How Polson made butter a commercial product in pre-Independence India
Polson butter had monopolised the business by the 1930s and become a household name in India, much before the Amul revolution.
Much before India became independent and Anand Milk Union Limited started the Amul revolution, Polson became India’s first commercially made butter.
Launched by Parsi entrepreneur Pestonji Edulji Dalal in 1900, Polson was initially a coffee manufacturing company. It diversified into the butter business when a customer complained that there wasn’t enough butter for the armed forces. It set up its first dairy in Kaira, Gujarat.
By the 1930s, Polson dominated the butter business in India.
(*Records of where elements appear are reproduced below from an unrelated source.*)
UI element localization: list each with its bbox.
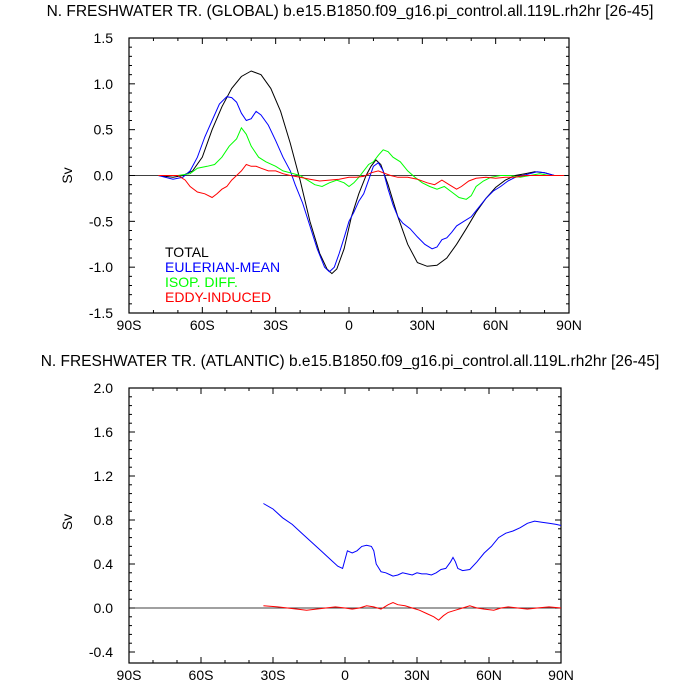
x-tick-label: 30S (261, 667, 286, 683)
legend-item-total: TOTAL (165, 244, 209, 260)
series-line-eulerian-mean (263, 503, 562, 577)
y-axis-label-atlantic: Sv (59, 514, 75, 530)
legend-item-eulerian-mean: EULERIAN-MEAN (165, 259, 280, 275)
x-tick-label: 30S (263, 317, 288, 333)
y-tick-label: 0.4 (94, 556, 114, 572)
y-tick-label: 0.0 (94, 168, 114, 184)
x-tick-label: 0 (345, 317, 353, 333)
y-tick-label: 1.5 (94, 30, 114, 46)
x-tick-label: 60S (190, 317, 215, 333)
y-tick-label: 0.0 (94, 600, 114, 616)
x-tick-label: 90S (117, 667, 142, 683)
y-tick-label: 1.0 (94, 76, 114, 92)
chart-title-atlantic: N. FRESHWATER TR. (ATLANTIC) b.e15.B1850… (41, 353, 660, 370)
tick-group-global: 90S 60S 30S 0 30N 60N 90N -1.5 -1.0 -0.5 0.0 0.5 1.0… (89, 30, 582, 333)
y-tick-label: -0.4 (89, 644, 113, 660)
y-tick-label: 0.5 (94, 122, 114, 138)
series-group-atlantic (129, 503, 562, 621)
chart-panel-global: N. FRESHWATER TR. (GLOBAL) b.e15.B1850.f… (47, 3, 654, 333)
y-tick-label: -0.5 (89, 213, 113, 229)
x-tick-label: 60N (483, 317, 509, 333)
series-line-total (158, 70, 565, 275)
series-group-global (129, 70, 569, 275)
legend-global: TOTAL EULERIAN-MEAN ISOP. DIFF. EDDY-IND… (165, 244, 280, 305)
x-tick-label: 60N (476, 667, 502, 683)
x-tick-label: 60S (189, 667, 214, 683)
x-tick-label: 30N (409, 317, 435, 333)
x-tick-label: 0 (341, 667, 349, 683)
series-line-eddy-induced (263, 601, 562, 621)
y-tick-label: -1.5 (89, 305, 113, 321)
x-tick-label: 30N (404, 667, 430, 683)
x-tick-label: 90S (117, 317, 142, 333)
chart-panel-atlantic: N. FRESHWATER TR. (ATLANTIC) b.e15.B1850… (41, 353, 660, 683)
y-tick-label: 2.0 (94, 380, 114, 396)
y-axis-label-global: Sv (59, 167, 75, 183)
y-tick-label: 1.6 (94, 424, 114, 440)
legend-item-isop-diff: ISOP. DIFF. (165, 274, 238, 290)
y-tick-label: -1.0 (89, 259, 113, 275)
y-tick-label: 0.8 (94, 512, 114, 528)
x-tick-label: 90N (548, 667, 574, 683)
x-tick-label: 90N (556, 317, 582, 333)
series-line-eulerian-mean (158, 96, 565, 273)
tick-group-atlantic: 90S 60S 30S 0 30N 60N 90N -0.4 0.0 0.4 0.8 1.2 1.6 2.… (89, 380, 574, 683)
plot-frame-atlantic (128, 387, 562, 664)
legend-item-eddy-induced: EDDY-INDUCED (165, 289, 271, 305)
series-line-eddy-induced (158, 163, 565, 199)
chart-title-global: N. FRESHWATER TR. (GLOBAL) b.e15.B1850.f… (47, 3, 654, 20)
y-tick-label: 1.2 (94, 468, 114, 484)
series-line-isop-diff (158, 126, 565, 200)
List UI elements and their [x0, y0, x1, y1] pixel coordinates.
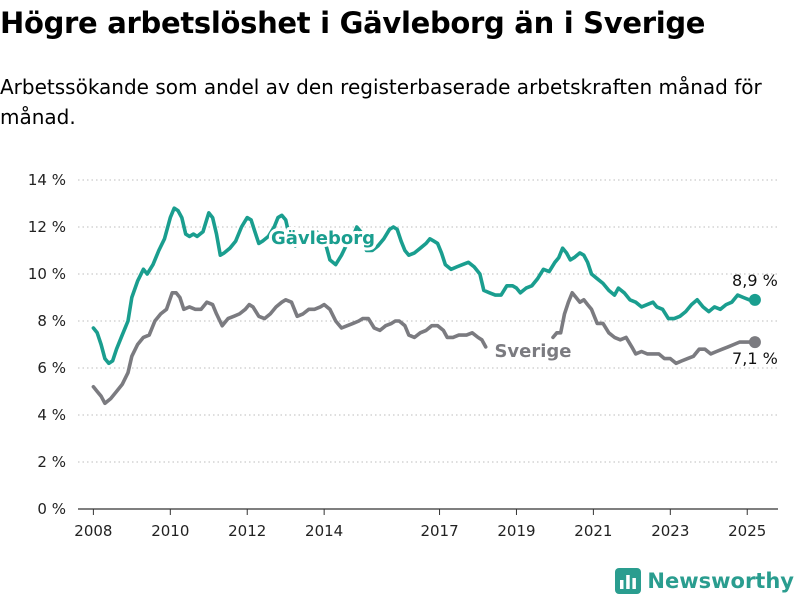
- chart-subtitle: Arbetssökande som andel av den registerb…: [0, 75, 762, 129]
- x-tick-label: 2021: [574, 522, 612, 540]
- y-tick-label: 4 %: [37, 406, 66, 424]
- newsworthy-logo: Newsworthy: [615, 568, 794, 594]
- brand-name: Newsworthy: [647, 569, 794, 593]
- series-line-sverige: [91, 291, 757, 406]
- chart-title: Högre arbetslöshet i Gävleborg än i Sver…: [0, 6, 706, 40]
- series-labels: 8,9 %7,1 %GävleborgGävleborgSverigeSveri…: [268, 225, 778, 368]
- y-tick-label: 6 %: [37, 359, 66, 377]
- y-tick-label: 14 %: [28, 171, 66, 189]
- x-axis-ticks: 2008 2010 2012 2014 2017 2019 2021 2023 2025: [74, 509, 766, 540]
- x-tick-label: 2014: [305, 522, 343, 540]
- y-tick-label: 2 %: [37, 453, 66, 471]
- series-name-label: Gävleborg: [271, 228, 375, 249]
- bar-chart-logo-icon: [615, 568, 642, 594]
- x-tick-label: 2023: [651, 522, 689, 540]
- series-name-halo: Sverige: [494, 341, 571, 362]
- series-name-label: Sverige: [494, 341, 571, 362]
- series-lines: [91, 206, 761, 406]
- y-axis-ticks: 0 % 2 % 4 % 6 % 8 % 10 % 12 % 14 %: [28, 171, 66, 518]
- x-tick-label: 2017: [420, 522, 458, 540]
- x-tick-label: 2019: [497, 522, 535, 540]
- y-tick-label: 8 %: [37, 312, 66, 330]
- x-tick-label: 2012: [228, 522, 266, 540]
- x-tick-label: 2008: [74, 522, 112, 540]
- series-name-halo: Gävleborg: [271, 228, 375, 249]
- end-value-label: 8,9 %: [732, 271, 778, 290]
- end-point-marker: [748, 293, 761, 306]
- y-tick-label: 0 %: [37, 500, 66, 518]
- x-tick-label: 2010: [151, 522, 189, 540]
- y-tick-label: 10 %: [28, 265, 66, 283]
- series-line-gävleborg: [91, 206, 757, 366]
- y-tick-label: 12 %: [28, 218, 66, 236]
- y-gridlines: [78, 179, 778, 510]
- x-tick-label: 2025: [728, 522, 766, 540]
- end-value-label: 7,1 %: [732, 349, 778, 368]
- end-point-marker: [748, 336, 761, 349]
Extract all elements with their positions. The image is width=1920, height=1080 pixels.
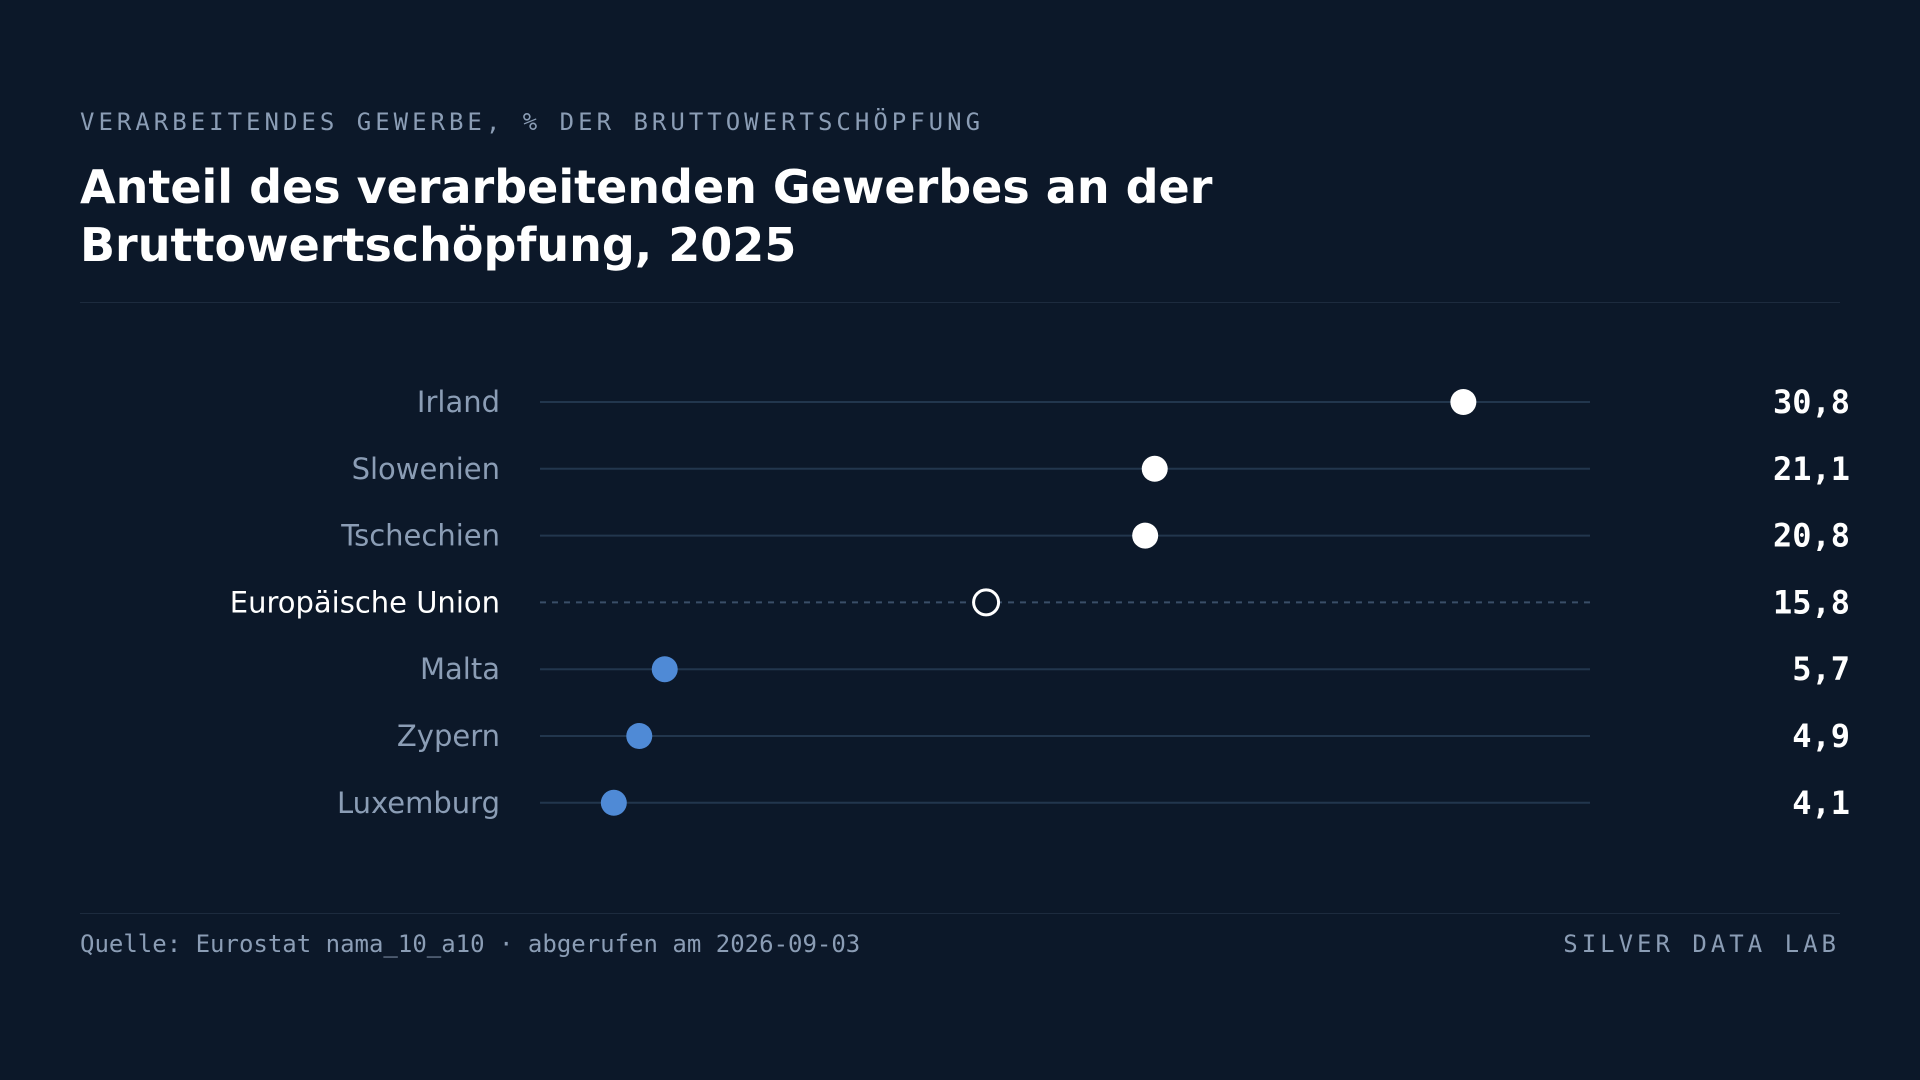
data-point-slowenien bbox=[1141, 455, 1168, 482]
category-label-irland: Irland bbox=[417, 385, 500, 419]
data-point-tschechien bbox=[1132, 522, 1159, 549]
value-label-malta: 5,7 bbox=[1792, 650, 1850, 688]
source-note: Quelle: Eurostat nama_10_a10 · abgerufen… bbox=[80, 930, 861, 958]
data-point-zypern bbox=[626, 723, 653, 749]
category-label-slowenien: Slowenien bbox=[352, 452, 500, 486]
chart-title: Anteil des verarbeitenden Gewerbes an de… bbox=[80, 160, 1213, 272]
category-label-malta: Malta bbox=[420, 652, 500, 686]
category-label-luxemburg: Luxemburg bbox=[337, 786, 500, 820]
value-label-europäische-union: 15,8 bbox=[1773, 583, 1850, 621]
brand-label: SILVER DATA LAB bbox=[1563, 930, 1840, 958]
header-divider bbox=[80, 302, 1840, 303]
category-label-tschechien: Tschechien bbox=[340, 519, 500, 553]
value-label-slowenien: 21,1 bbox=[1773, 450, 1850, 488]
data-point-europäische-union bbox=[972, 588, 1001, 617]
value-label-irland: 30,8 bbox=[1773, 383, 1850, 421]
data-point-irland bbox=[1450, 389, 1477, 415]
footer-divider bbox=[80, 913, 1840, 914]
chart-eyebrow: VERARBEITENDES GEWERBE, % DER BRUTTOWERT… bbox=[80, 108, 985, 136]
value-label-tschechien: 20,8 bbox=[1773, 517, 1850, 555]
category-label-europäische-union: Europäische Union bbox=[230, 585, 500, 619]
data-point-malta bbox=[651, 656, 678, 683]
value-label-luxemburg: 4,1 bbox=[1792, 784, 1850, 822]
data-point-luxemburg bbox=[600, 789, 627, 816]
category-label-zypern: Zypern bbox=[397, 719, 500, 753]
value-label-zypern: 4,9 bbox=[1792, 717, 1850, 755]
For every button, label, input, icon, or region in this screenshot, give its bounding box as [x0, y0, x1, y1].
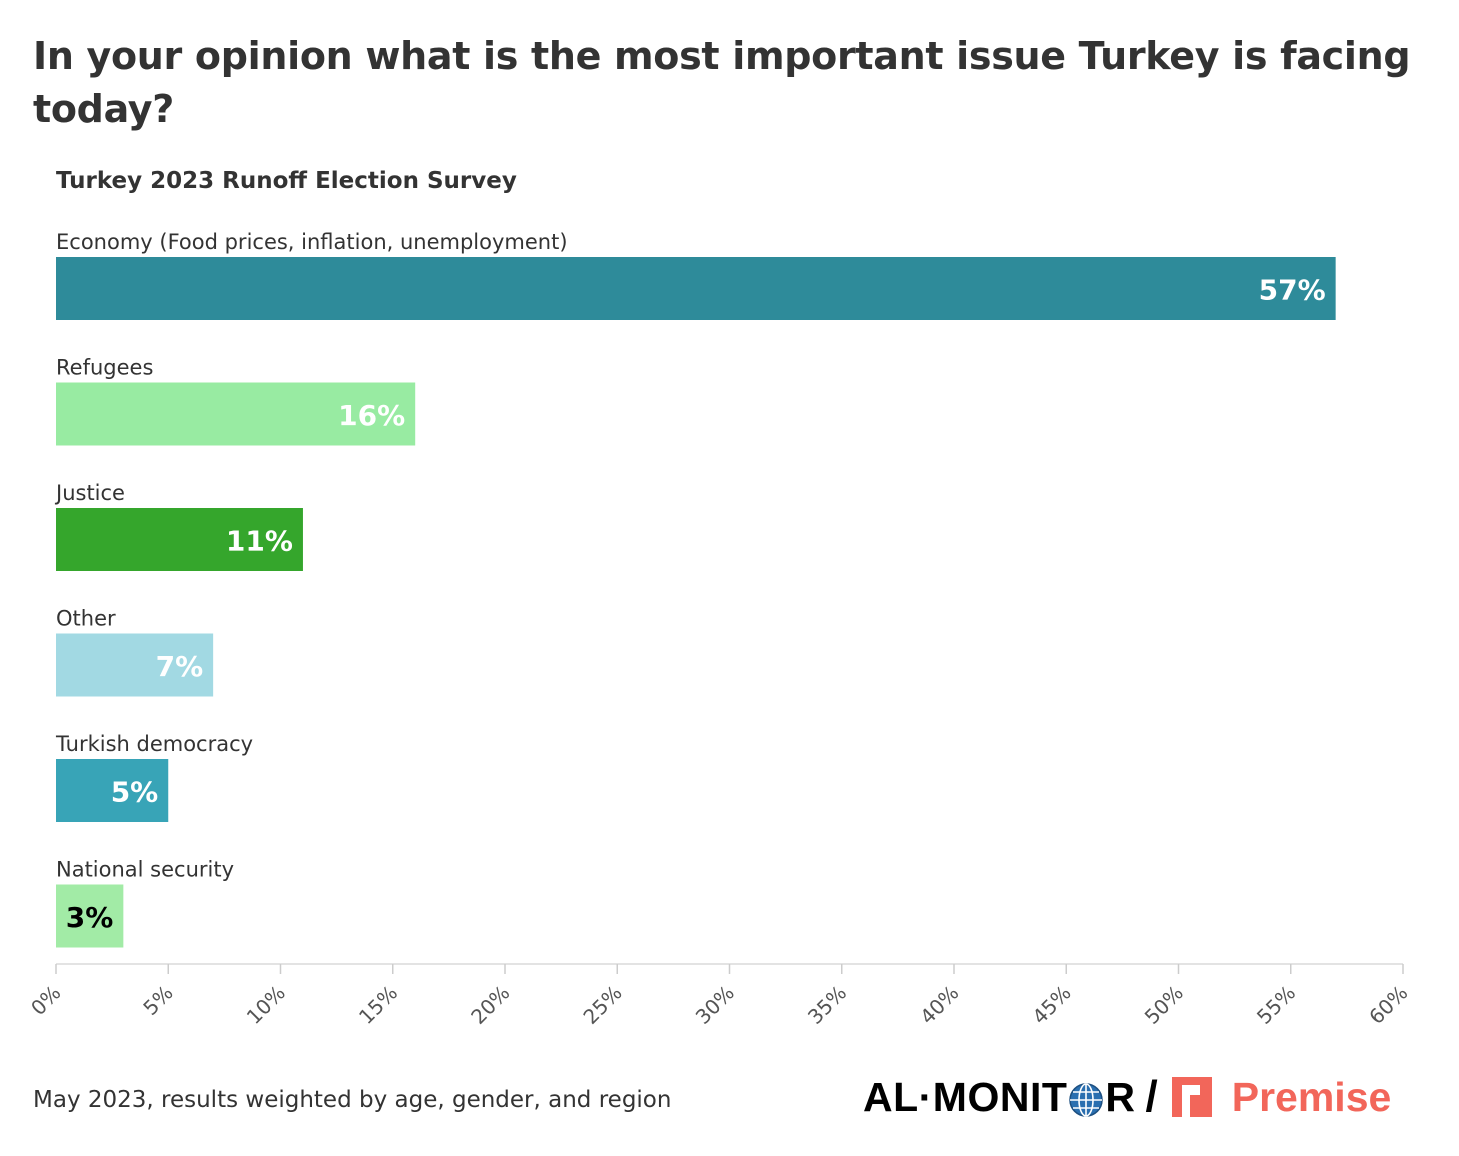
premise-wordmark: Premise: [1231, 1073, 1392, 1120]
bar-4: [56, 759, 169, 822]
brand-logos: AL·MONIT R / Premise: [863, 1068, 1391, 1126]
x-tick-label: 60%: [1364, 981, 1412, 1029]
value-label: 57%: [1259, 274, 1326, 307]
x-tick-label: 10%: [242, 981, 290, 1029]
al-monitor-logo: AL·MONIT R: [863, 1074, 1136, 1121]
value-label: 16%: [338, 399, 405, 432]
x-tick-label: 45%: [1027, 981, 1075, 1029]
category-label: National security: [56, 858, 234, 882]
source-note: May 2023, results weighted by age, gende…: [33, 1087, 672, 1113]
bar-5: [56, 884, 124, 948]
brand-separator: /: [1145, 1072, 1158, 1121]
premise-logo-icon: [1171, 1077, 1212, 1117]
bar-0: [56, 257, 1336, 320]
value-label: 7%: [156, 650, 204, 683]
chart-title: In your opinion what is the most importa…: [33, 34, 1411, 131]
al-monitor-wordmark: AL·MONIT: [863, 1073, 1068, 1120]
value-label: 3%: [66, 901, 114, 934]
x-tick-label: 25%: [578, 981, 626, 1029]
chart-subtitle: Turkey 2023 Runoff Election Survey: [56, 168, 517, 194]
value-label: 5%: [111, 776, 159, 809]
bar-1: [56, 382, 416, 446]
al-monitor-wordmark-tail: R: [1105, 1073, 1136, 1120]
x-tick-label: 0%: [26, 981, 65, 1020]
category-label: Turkish democracy: [55, 732, 253, 756]
category-label: Justice: [54, 481, 125, 505]
x-tick-label: 5%: [138, 981, 177, 1020]
category-label: Refugees: [56, 356, 153, 380]
category-label: Other: [56, 607, 116, 631]
bar-3: [56, 633, 214, 697]
x-tick-label: 50%: [1140, 981, 1188, 1029]
x-tick-label: 20%: [466, 981, 514, 1029]
value-label: 11%: [226, 525, 293, 558]
globe-icon: [1069, 1082, 1104, 1117]
x-tick-label: 30%: [691, 981, 739, 1029]
x-tick-label: 15%: [354, 981, 402, 1029]
x-tick-label: 55%: [1252, 981, 1300, 1029]
x-tick-label: 35%: [803, 981, 851, 1029]
bar-chart: Economy (Food prices, inflation, unemplo…: [26, 230, 1412, 1029]
x-tick-label: 40%: [915, 981, 963, 1029]
bar-2: [56, 508, 303, 571]
category-label: Economy (Food prices, inflation, unemplo…: [56, 230, 568, 254]
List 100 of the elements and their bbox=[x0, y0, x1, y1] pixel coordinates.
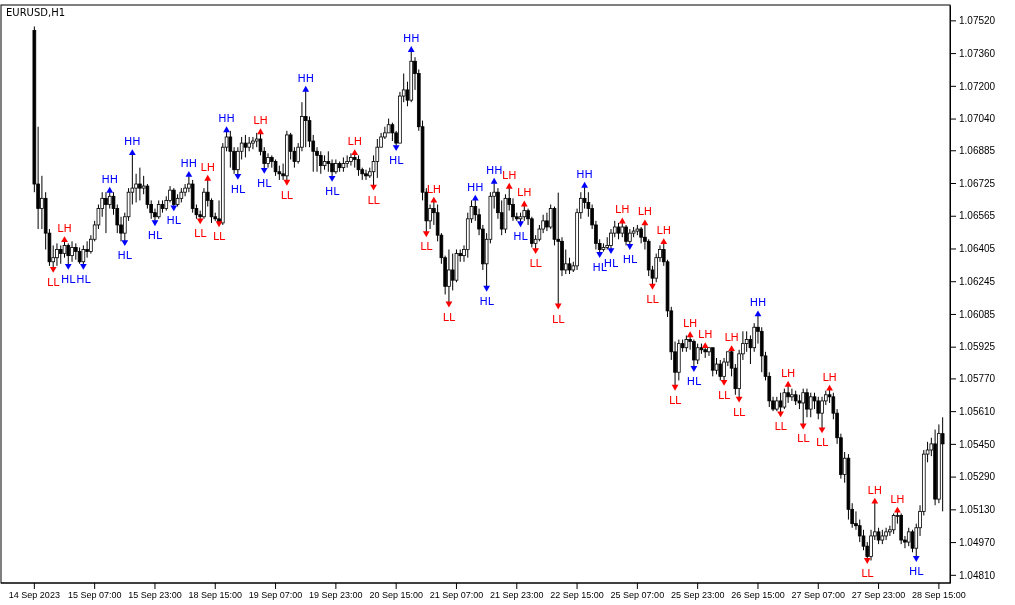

“The brand was well distributed and advertised. So much so that Polson became a generic word for butter around the 1950s and 1960s,” advertising and marketing expert Navroze Dhondy said.
A unique taste
Polson’s butter was salty, but nothing to write home about.
So, the marketing strategy had to make up for the taste. And it did.
Polson started offering gift coupons with each purchase, which could be collected and redeemed to buy toasters or mixers.
It was marketed as butter that children loved. “Guard their health and give them the best,” the ad read.
Polson’s brand connect was huge, pointed out brand and marketing consultant Harish Bijoor. “It was about wholesomeness, it was local and Indians trusted and loved it,” he said, adding that Polson’s image kept growing until the late 1960s when Amul entered the market.
If in the early 1900s Polson’s competition was households who were making their own butter, after the 1960s it was Amul.
“Most housewives and mothers would churn milk to make butter, buying butter was an alien concept,” pointed out an advertising consultant.
The butter, with its not so pocket-friendly pricing, was targeted at the affluent and Anglo Indians. “It was almost like a status symbol to have bought butter at home. Mind you these were the days when few homes had refrigerators,” Dhondy said.
The downfall of the brand started when Amul entered the market.
Dairy farmers in the country were in a deplorable condition. Dairy engineer Verghese Kurien was entrusted with the responsibility of spearheading the co-operative movement that went on to become the mammoth Amul. In the beginning, Amul found it difficult to beat Polson because Indians were used to the Polson taste.
But Amul’s branding and quality was far superior and Polson was soon wiped out of the market.
Bijoor pointed out that part of the problem was Polson’s own creation. “Polson thought small,” he said, adding that the brand may be dead but its recall value is still “huge” with many Indians.